In music theory this is called parsimonious voice leading. By tilting just one point of the triangle, one chord flows logically into the next.
This is the engine behind much film music. Composers like Hans Zimmer use this geometric closeness to make large emotional shifts feel organic.
Rotation Becomes Transposition
When you rotate this triangle on the circle, you shift your hand left or right on the piano.
What does this mean in practice?
C major on the circle consists of points 0 4 7. These form a triangle with sides of 4 3 and 5 semitones.
Now rotate that entire triangle two steps to the right on the circle. Each point shifts by 2:
Point 0 becomes point 2
Point 4 becomes point 6
Point 7 becomes point 9
This gives you points 2 6 9, which is D major D F sharp A. The sides remain 4 3 5.
The shape is identical. Only the position on the circle has changed.
Your hand was on C E G. Now your hand is on D F sharp A. You moved two keys one whole tone to the right.
But the distance between your fingers is exactly the same.
Thumb to middle finger is still four semitones. Middle finger to pinky still three semitones.

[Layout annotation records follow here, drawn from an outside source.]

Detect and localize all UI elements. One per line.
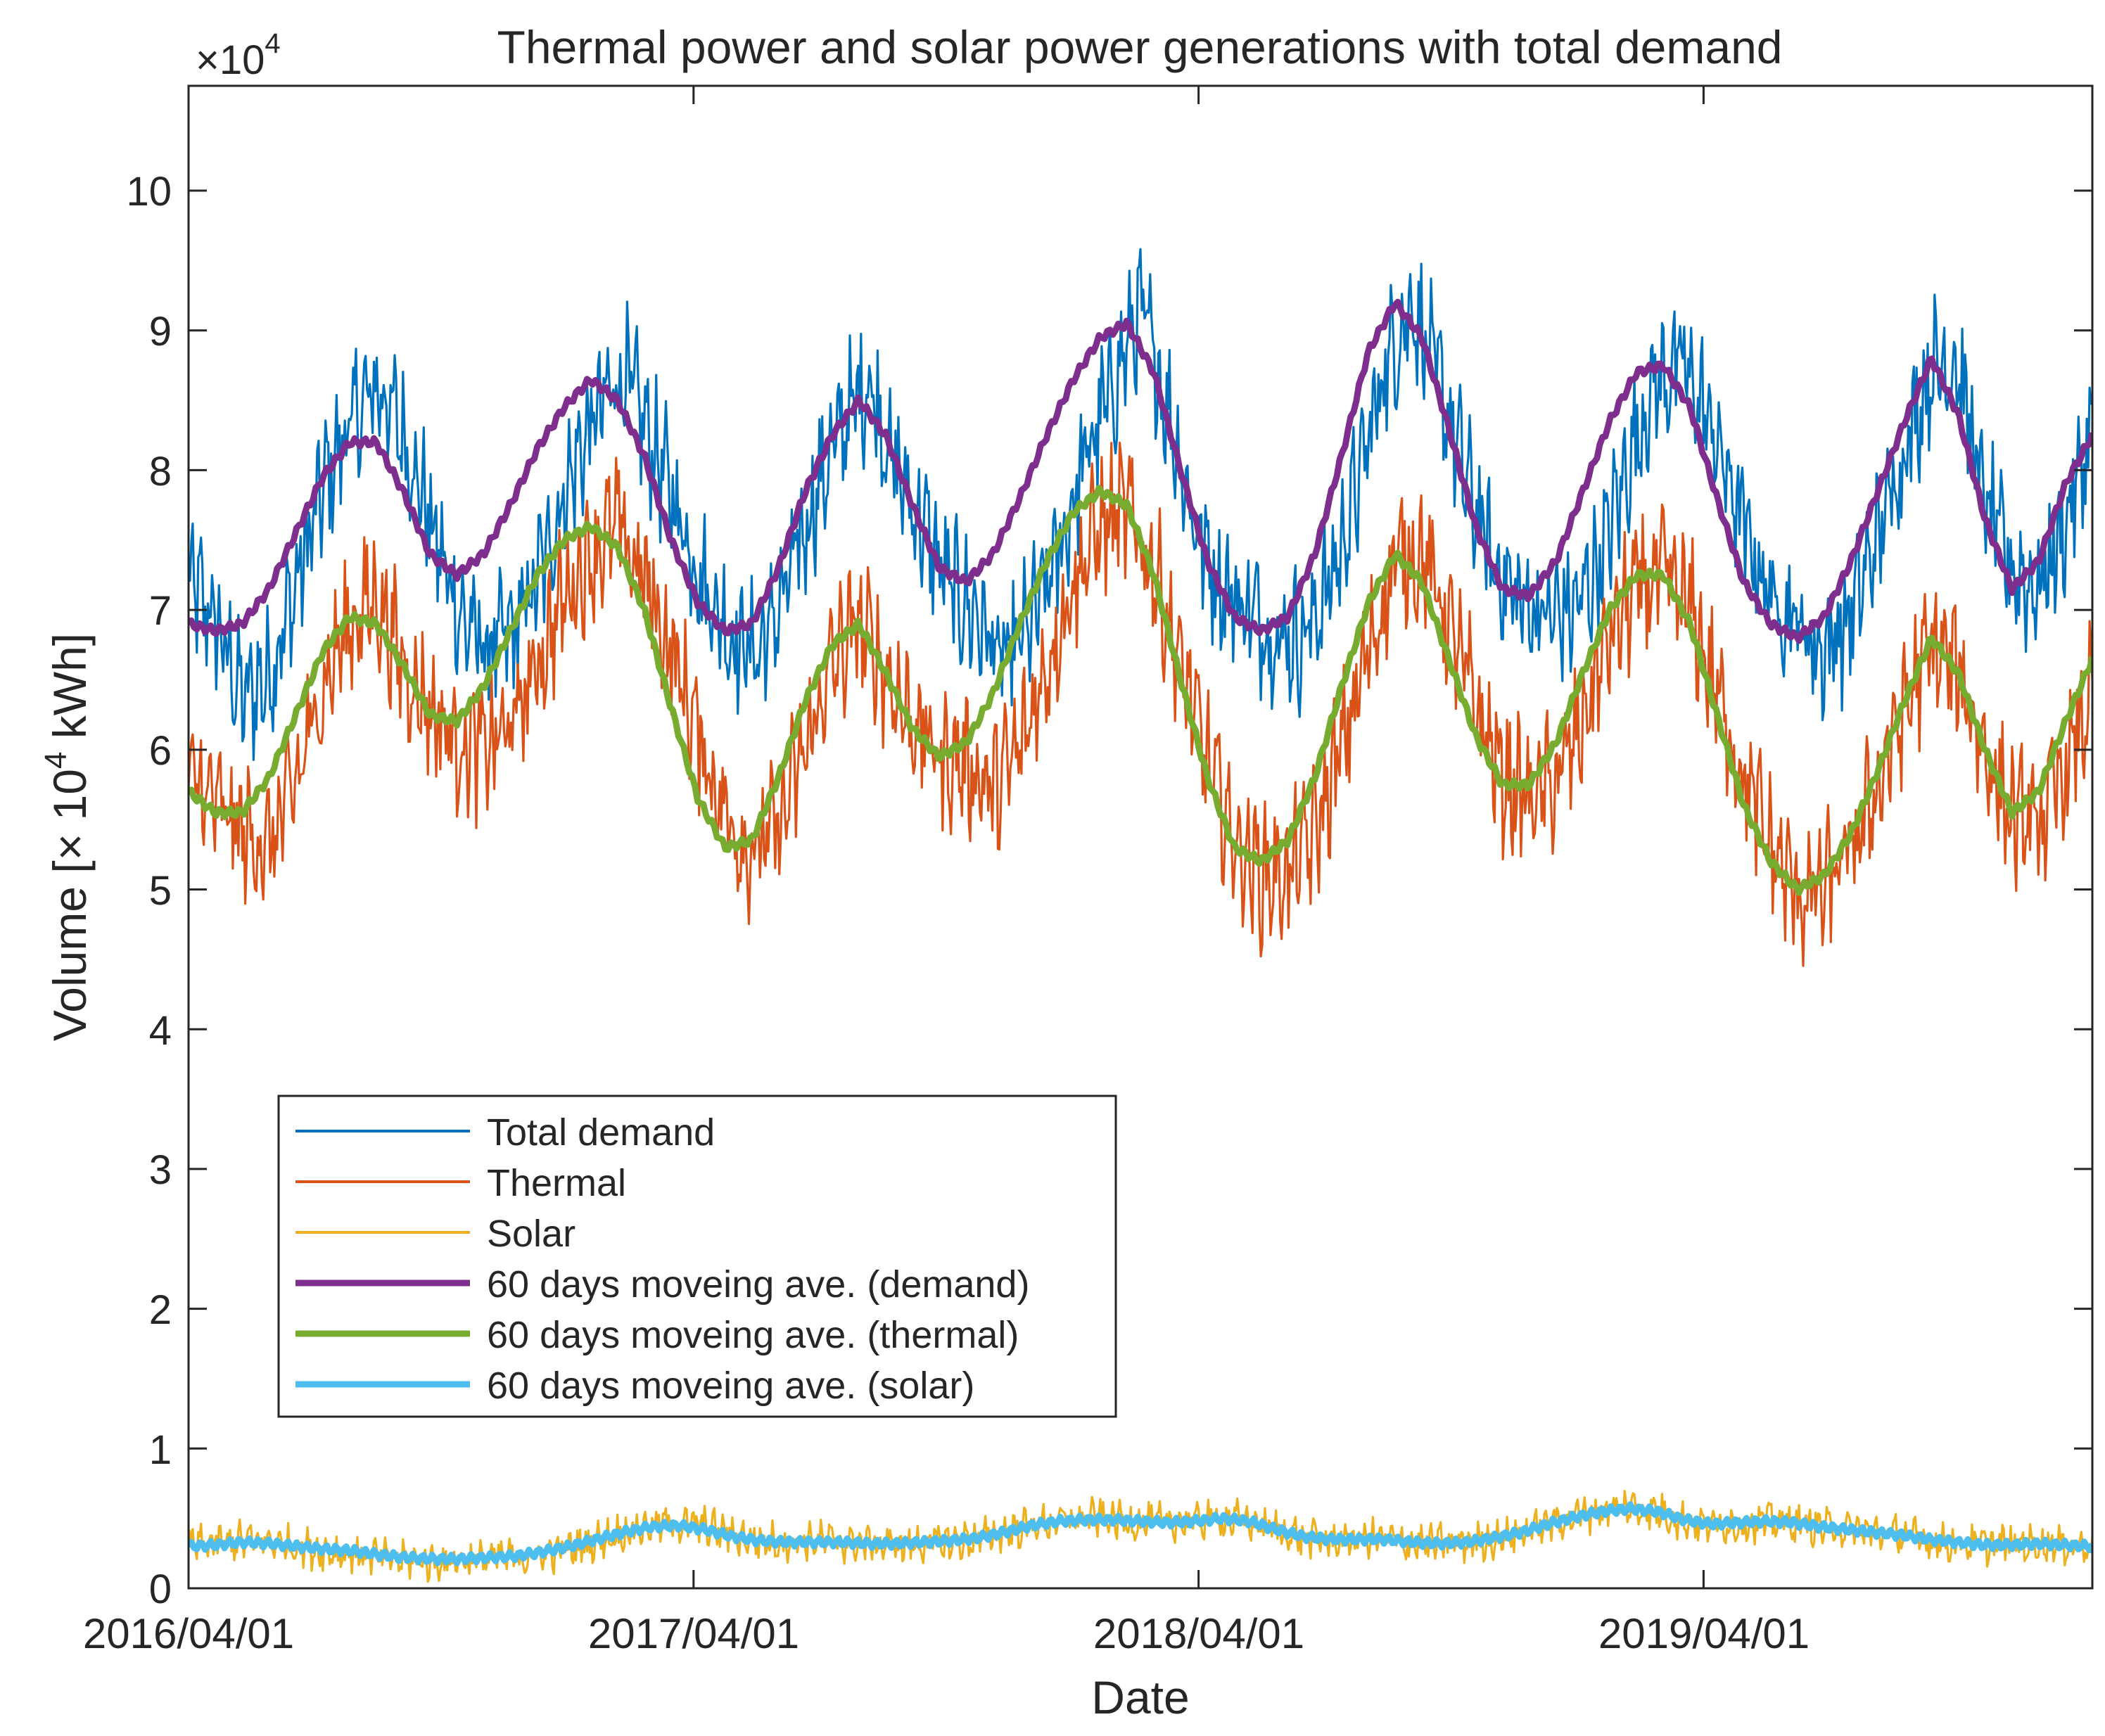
y-tick-label-3: 3 [149,1147,172,1193]
y-tick-label-10: 10 [126,169,172,215]
axis-multiplier-base: 10 [220,37,265,83]
y-tick-label-5: 5 [149,868,172,914]
y-axis-label: Volume [× 104 kWh] [39,633,96,1041]
legend-label-ma-thermal: 60 days moveing ave. (thermal) [487,1314,1019,1356]
legend-label-thermal: Thermal [487,1162,626,1204]
y-label-suffix: kWh] [44,633,96,752]
y-tick-label-7: 7 [149,588,172,634]
x-tick-label-2017: 2017/04/01 [588,1610,799,1657]
y-tick-label-6: 6 [149,728,172,774]
y-tick-label-9: 9 [149,309,172,355]
y-label-exp: 4 [39,752,73,769]
legend-label-solar: Solar [487,1213,575,1255]
chart-title: Thermal power and solar power generation… [497,21,1783,73]
y-tick-label-8: 8 [149,449,172,494]
x-axis-label: Date [1091,1671,1189,1723]
y-tick-label-4: 4 [149,1008,172,1054]
ticks-layer [187,86,2092,1590]
x-tick-labels: 2016/04/01 2017/04/01 2018/04/01 2019/04… [83,1610,1810,1657]
y-tick-label-1: 1 [149,1427,172,1473]
axis-multiplier: ×104 [196,28,281,83]
series-60-days-moveing-ave-thermal [189,485,2092,896]
series-layer [189,248,2092,1583]
legend: Total demand Thermal Solar 60 days movei… [277,1094,1117,1418]
x-tick-label-2019: 2019/04/01 [1598,1610,1810,1657]
series-60-days-moveing-ave-solar [189,1501,2092,1566]
legend-label-ma-solar: 60 days moveing ave. (solar) [487,1365,974,1407]
x-tick-label-2018: 2018/04/01 [1093,1610,1304,1657]
y-tick-label-2: 2 [149,1287,172,1333]
x-tick-label-2016: 2016/04/01 [83,1610,294,1657]
y-tick-label-0: 0 [149,1566,172,1612]
series-60-days-moveing-ave-demand [189,298,2092,644]
legend-box [277,1094,1117,1418]
y-label-times: × [44,834,96,861]
axis-multiplier-exp: 4 [265,28,280,59]
y-label-base: 10 [44,769,96,834]
axes-box [187,84,2094,1590]
y-label-prefix: Volume [ [44,860,96,1041]
legend-label-total-demand: Total demand [487,1111,715,1154]
axis-multiplier-times: × [196,37,220,83]
legend-label-ma-demand: 60 days moveing ave. (demand) [487,1263,1029,1306]
y-tick-labels: 0 1 2 3 4 5 6 7 8 9 10 [126,169,172,1612]
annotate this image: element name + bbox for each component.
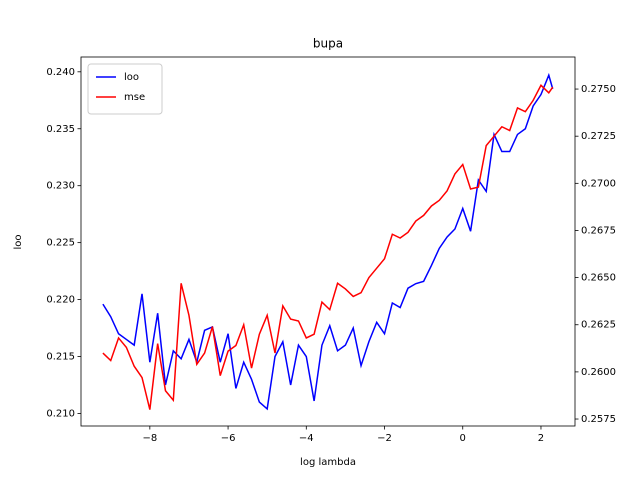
chart-title: bupa bbox=[313, 37, 343, 51]
x-axis-label: log lambda bbox=[300, 457, 356, 468]
series-line bbox=[102, 84, 554, 410]
y-tick-label: 0.235 bbox=[46, 124, 75, 135]
y2-tick-label: 0.2600 bbox=[581, 367, 616, 378]
plot-frame bbox=[80, 56, 576, 427]
legend-label: loo bbox=[124, 72, 139, 83]
y2-tick-label: 0.2700 bbox=[581, 178, 616, 189]
y2-tick-label: 0.2575 bbox=[581, 414, 616, 425]
x-tick-label: −4 bbox=[299, 433, 314, 444]
y-tick-label: 0.220 bbox=[46, 295, 75, 306]
y-axis-label: loo bbox=[13, 234, 24, 249]
y-tick-label: 0.225 bbox=[46, 238, 75, 249]
x-tick-label: −6 bbox=[221, 433, 236, 444]
x-tick-label: −8 bbox=[142, 433, 157, 444]
y-tick-label: 0.230 bbox=[46, 181, 75, 192]
series-line bbox=[102, 72, 554, 411]
y-tick-label: 0.210 bbox=[46, 408, 75, 419]
y2-tick-label: 0.2750 bbox=[581, 84, 616, 95]
x-tick-label: 0 bbox=[460, 433, 466, 444]
y2-tick-label: 0.2650 bbox=[581, 273, 616, 284]
y2-tick-label: 0.2675 bbox=[581, 225, 616, 236]
y-tick-label: 0.215 bbox=[46, 352, 75, 363]
y2-tick-label: 0.2625 bbox=[581, 320, 616, 331]
x-tick-label: 2 bbox=[538, 433, 544, 444]
y-tick-label: 0.240 bbox=[46, 67, 75, 78]
x-tick-label: −2 bbox=[377, 433, 392, 444]
y2-tick-label: 0.2725 bbox=[581, 131, 616, 142]
legend-label: mse bbox=[124, 92, 145, 103]
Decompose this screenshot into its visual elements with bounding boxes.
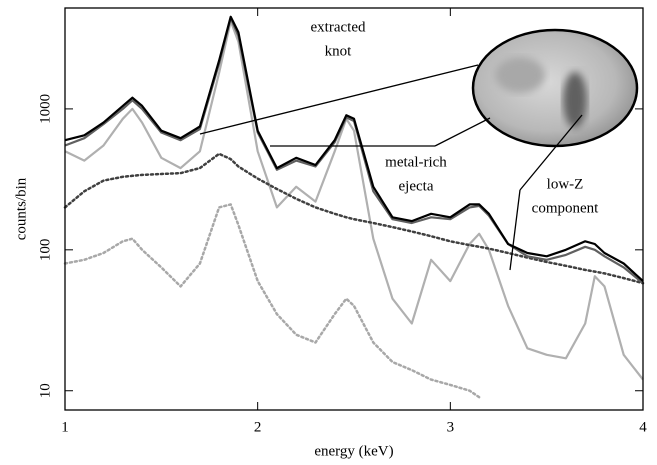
spectrum-line	[63, 203, 481, 399]
y-tick-label: 100	[37, 239, 53, 261]
x-tick-label: 4	[639, 419, 647, 435]
y-axis-label: counts/bin	[13, 177, 29, 240]
annotation: knot	[325, 43, 353, 59]
x-tick-label: 3	[447, 419, 455, 435]
annotation: low-Z	[547, 176, 584, 192]
spectrum-line	[64, 15, 644, 282]
annotation: ejecta	[399, 178, 434, 194]
annotation: metal-rich	[385, 154, 447, 170]
x-axis-label: energy (keV)	[314, 443, 393, 459]
spectrum-line	[64, 20, 644, 381]
spectrum-line	[63, 152, 645, 285]
y-tick-label: 10	[37, 383, 53, 398]
annotation: component	[532, 200, 599, 216]
plot-frame	[64, 7, 644, 411]
annotation: extracted	[311, 19, 366, 35]
x-tick-label: 1	[61, 419, 69, 435]
x-tick-label: 2	[254, 419, 262, 435]
y-tick-label: 1000	[37, 94, 53, 124]
spectrum-line	[64, 17, 644, 285]
plot-area	[63, 15, 645, 399]
inset-image	[199, 28, 639, 271]
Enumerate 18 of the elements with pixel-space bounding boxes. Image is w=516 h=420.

This is transposition: playing the same chord in a different key.
The geometry on the circle rotation translates into a physical shift on the keyboard, while your hand shape remains constant.
Your Hand Feels the Geometry
This theory is not just for your head, but especially for your fingers.
Because the geometry stays constant, you only need to learn one shape for all 12 major chords.
Without the circle, the piano is a linear row of keys with names attached.
The circle makes harmony cyclical. You walk in loops by choosing different routes and return to where you began.
This method rests on concepts that have existed for centuries.
Pitch class set theory uses numbers for tones 0 equals C, 1 equals C sharp, and is standard in conservatories.
The circle of fifths organizes the same 12 tones by fifths instead of semitones.
And Euler already drew chords as triangles in his Tonnetz in 1739.
What’s new is translating all of this into a directly playable piano system with almost no theory required upfront. You learn the circle not to memorize rules, but to feel proximity.